Single-digit interest rate from Aug 9: Muhith

Banks yesterday pledged to lower the interest rate on lending to single digit from August 9 -- a proclamation that must be taken with prudence given their earlier assurance to do so from July 1 never came through.

“If anybody does not do this after August 9 you can report it,” Finance Minister AMA Muhith told reporters after a meeting with the chairmen and managing directors of banks.

At the meeting, banks, both public and private, agreed to lower the interest rates on lending and deposits to 9 percent and 6 percent respectively from next Thursday.

Banks earlier said the interest rate on lending did not come down to single digits as promised on June 20 as the deposit rate remained sticky upwards.

Back in June, private banks had announced they would lower the interest rate on deposits to 6 percent; the state banks did not make any such announcement then but their interest rate was expected to shadow the private banks'.

But, no bank lowered their deposit rates.

Now, the banks said the lending rate would definitely come down provided the state-owned enterprises keep their funds with private banks and the interest rate on national savings instruments are lowered in line with the bank deposit rates, according to meeting sources. The interest rate on national savings certificates will be reviewed on August 8, the finance minister said.

The lowering of lending rate is long overdue as the government and the Bangladesh Bank have extended private banks, which account for 40 of the 57 banks in the country, a host of benefits in the last four months.

The benefits include lowering of corporate tax, slashing of repo rate and reduction in cash reserve ratio as the government moved to decrease the lending rate and ease their liquidity crisis.

Private banks were also allowed to hold 50 percent of the funds of state agencies, up from the previous ceiling of 25 percent -- a move that has led to its desired outcome, according to Muhith.

“There is no liquidity crisis in banks -- they have plenty of funds now,” he added.

Syed Mahbubur Rahman, chairman of the Association of Bankers, Bangladesh, the platform of private banks' chief executives, told reporters after the meeting that they have promised to lower the interest rates.

The lending rate, except for consumer loans and credit card, will be 9 percent, he said. But for that, it is important that the state agencies keep their funds with private banks, he added.

At present, if they get better rates elsewhere the state agencies withdraw their deposits with further ado.

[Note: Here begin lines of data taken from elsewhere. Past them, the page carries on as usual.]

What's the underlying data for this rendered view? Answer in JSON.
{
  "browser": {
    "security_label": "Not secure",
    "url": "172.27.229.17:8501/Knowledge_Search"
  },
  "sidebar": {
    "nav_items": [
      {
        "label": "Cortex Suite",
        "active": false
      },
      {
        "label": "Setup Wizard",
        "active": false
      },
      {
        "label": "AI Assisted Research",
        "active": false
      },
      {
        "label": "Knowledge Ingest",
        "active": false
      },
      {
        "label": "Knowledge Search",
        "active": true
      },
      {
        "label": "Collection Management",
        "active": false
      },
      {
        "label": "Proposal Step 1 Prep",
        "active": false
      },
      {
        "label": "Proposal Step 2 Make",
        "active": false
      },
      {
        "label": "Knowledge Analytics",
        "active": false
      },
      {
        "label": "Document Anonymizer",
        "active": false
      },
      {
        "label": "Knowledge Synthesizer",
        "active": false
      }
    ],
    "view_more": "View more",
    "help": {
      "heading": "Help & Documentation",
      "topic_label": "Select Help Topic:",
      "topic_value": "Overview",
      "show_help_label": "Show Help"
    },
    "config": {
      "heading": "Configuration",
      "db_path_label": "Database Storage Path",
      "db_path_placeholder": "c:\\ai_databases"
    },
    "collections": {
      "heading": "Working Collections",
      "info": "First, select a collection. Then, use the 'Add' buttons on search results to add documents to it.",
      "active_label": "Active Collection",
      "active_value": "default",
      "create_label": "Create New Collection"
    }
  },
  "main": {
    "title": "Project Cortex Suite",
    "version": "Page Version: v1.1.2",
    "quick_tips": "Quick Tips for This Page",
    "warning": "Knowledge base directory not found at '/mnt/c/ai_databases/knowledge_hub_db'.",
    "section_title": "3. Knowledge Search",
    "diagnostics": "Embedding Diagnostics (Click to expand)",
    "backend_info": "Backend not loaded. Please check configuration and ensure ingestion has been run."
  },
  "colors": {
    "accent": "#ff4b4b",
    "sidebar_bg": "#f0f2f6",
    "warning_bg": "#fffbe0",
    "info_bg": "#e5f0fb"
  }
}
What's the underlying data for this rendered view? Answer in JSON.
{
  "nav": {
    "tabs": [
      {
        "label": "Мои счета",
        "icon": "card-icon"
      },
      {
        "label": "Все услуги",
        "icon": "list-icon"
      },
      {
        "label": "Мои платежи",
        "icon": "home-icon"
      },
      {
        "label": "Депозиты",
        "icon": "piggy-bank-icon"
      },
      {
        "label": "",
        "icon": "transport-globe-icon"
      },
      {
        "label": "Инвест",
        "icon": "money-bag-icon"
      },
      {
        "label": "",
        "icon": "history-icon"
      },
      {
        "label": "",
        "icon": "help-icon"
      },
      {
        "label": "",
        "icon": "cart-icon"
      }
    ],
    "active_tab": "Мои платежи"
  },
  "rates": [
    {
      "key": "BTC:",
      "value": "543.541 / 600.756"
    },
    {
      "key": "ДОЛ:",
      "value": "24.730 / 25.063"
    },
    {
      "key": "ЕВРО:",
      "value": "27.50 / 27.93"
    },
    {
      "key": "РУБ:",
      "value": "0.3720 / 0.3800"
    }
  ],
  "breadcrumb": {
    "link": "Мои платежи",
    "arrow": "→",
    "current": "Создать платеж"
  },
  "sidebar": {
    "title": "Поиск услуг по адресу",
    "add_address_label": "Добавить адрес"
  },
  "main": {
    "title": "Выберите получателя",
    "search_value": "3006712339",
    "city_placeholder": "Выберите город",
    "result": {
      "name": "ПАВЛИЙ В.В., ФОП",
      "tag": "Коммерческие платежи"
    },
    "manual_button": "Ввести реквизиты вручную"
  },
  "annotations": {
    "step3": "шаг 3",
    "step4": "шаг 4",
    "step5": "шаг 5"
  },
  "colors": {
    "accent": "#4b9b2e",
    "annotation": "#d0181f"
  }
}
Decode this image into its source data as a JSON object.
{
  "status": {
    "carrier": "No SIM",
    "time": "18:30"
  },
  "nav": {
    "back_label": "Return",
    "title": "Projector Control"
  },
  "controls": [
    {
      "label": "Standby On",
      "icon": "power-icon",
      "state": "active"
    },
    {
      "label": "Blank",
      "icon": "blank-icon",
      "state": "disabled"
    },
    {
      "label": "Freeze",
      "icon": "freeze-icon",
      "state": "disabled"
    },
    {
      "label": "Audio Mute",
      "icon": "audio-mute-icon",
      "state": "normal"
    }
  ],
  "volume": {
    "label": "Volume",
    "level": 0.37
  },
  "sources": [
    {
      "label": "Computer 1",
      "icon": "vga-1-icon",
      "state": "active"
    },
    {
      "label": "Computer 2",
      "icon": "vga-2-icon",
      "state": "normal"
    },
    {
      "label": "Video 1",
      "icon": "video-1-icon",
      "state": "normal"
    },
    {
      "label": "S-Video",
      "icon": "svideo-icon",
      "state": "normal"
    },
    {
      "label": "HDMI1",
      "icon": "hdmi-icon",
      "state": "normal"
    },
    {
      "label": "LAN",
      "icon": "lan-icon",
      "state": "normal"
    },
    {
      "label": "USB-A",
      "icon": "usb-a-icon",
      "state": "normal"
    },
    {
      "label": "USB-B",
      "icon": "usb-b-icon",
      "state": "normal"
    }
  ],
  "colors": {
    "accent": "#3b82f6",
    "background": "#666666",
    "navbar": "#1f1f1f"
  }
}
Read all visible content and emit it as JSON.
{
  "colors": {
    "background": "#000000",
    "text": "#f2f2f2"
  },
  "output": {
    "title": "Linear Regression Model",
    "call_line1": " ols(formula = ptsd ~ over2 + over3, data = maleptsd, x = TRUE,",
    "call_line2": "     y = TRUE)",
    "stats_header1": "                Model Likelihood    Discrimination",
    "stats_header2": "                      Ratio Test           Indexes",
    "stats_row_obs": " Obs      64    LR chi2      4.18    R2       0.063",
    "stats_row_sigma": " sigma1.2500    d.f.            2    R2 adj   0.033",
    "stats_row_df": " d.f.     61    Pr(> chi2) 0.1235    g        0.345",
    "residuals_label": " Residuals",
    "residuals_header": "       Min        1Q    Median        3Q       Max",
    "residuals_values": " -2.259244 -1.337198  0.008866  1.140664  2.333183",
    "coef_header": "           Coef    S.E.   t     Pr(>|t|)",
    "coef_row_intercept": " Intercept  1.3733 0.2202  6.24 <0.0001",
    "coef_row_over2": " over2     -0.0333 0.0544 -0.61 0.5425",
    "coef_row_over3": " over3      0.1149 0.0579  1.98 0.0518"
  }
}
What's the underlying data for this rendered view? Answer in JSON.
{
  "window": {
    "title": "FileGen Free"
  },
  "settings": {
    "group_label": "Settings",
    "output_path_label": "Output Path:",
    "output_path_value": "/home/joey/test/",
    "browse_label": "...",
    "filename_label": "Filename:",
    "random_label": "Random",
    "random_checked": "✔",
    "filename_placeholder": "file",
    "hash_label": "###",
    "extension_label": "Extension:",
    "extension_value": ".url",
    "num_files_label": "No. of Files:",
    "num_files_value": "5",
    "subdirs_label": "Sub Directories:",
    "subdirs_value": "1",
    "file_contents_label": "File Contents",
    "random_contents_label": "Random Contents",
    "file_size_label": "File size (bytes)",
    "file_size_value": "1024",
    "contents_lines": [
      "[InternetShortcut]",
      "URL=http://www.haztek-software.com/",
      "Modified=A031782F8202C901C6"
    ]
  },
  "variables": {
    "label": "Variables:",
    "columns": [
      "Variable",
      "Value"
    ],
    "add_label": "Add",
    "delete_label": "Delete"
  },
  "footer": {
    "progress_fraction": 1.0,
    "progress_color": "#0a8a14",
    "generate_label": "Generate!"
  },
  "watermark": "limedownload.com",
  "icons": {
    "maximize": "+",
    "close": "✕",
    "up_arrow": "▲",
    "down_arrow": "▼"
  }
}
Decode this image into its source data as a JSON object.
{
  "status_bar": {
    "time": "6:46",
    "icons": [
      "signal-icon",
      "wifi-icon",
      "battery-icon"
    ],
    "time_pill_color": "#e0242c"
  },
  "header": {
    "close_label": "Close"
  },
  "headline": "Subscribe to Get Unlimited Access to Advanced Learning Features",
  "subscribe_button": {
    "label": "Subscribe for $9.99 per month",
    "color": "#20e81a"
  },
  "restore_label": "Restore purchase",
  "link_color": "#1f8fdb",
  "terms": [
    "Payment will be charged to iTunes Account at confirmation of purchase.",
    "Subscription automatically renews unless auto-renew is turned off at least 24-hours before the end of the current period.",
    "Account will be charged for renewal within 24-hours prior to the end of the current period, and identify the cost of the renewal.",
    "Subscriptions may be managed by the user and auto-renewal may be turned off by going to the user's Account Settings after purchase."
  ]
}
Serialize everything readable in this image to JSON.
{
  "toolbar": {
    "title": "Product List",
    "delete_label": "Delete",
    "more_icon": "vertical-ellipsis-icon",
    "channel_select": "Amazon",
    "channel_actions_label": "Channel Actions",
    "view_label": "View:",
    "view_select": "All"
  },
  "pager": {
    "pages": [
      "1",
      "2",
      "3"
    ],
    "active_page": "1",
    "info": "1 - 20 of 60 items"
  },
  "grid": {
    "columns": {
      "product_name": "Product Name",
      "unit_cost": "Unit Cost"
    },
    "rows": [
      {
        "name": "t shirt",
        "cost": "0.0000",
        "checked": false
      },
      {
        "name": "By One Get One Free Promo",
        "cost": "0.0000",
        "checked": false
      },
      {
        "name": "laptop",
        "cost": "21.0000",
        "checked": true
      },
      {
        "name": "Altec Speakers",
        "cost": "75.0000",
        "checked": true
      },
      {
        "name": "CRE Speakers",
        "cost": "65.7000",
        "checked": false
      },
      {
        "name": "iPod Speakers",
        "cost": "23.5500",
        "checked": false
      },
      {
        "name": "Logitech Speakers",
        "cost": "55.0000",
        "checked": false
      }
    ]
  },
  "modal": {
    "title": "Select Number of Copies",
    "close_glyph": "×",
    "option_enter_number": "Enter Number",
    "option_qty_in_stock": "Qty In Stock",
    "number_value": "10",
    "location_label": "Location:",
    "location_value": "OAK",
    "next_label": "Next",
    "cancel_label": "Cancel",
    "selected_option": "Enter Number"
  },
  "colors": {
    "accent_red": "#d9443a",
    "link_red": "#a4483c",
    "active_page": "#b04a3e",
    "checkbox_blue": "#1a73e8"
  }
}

Currently, the private banks' lending rates hover between 10 percent and 16 percent while the deposit rates are below 6 percent. But the rates on fixed deposit schemes for three months to three years range between 5 percent and 10 percent; the rates are above 10 percent in a few banks.

However, the interest rates on all types of deposit schemes at state banks are between 3 percent and 6 percent. Their lending rates vary from 11 percent to 13 percent.

BB Governor Fazle Kabir; Eunusur Rahman, senior secretary of the banking division; Abdur Rouf Talukder, finance secretary, were present.  Salman F Rahman, chairman of IFIC Bank, and Nazrul Islam Mazumber, chairman of the Bangladesh Association of Banks, the platform of private bank directors, were also present.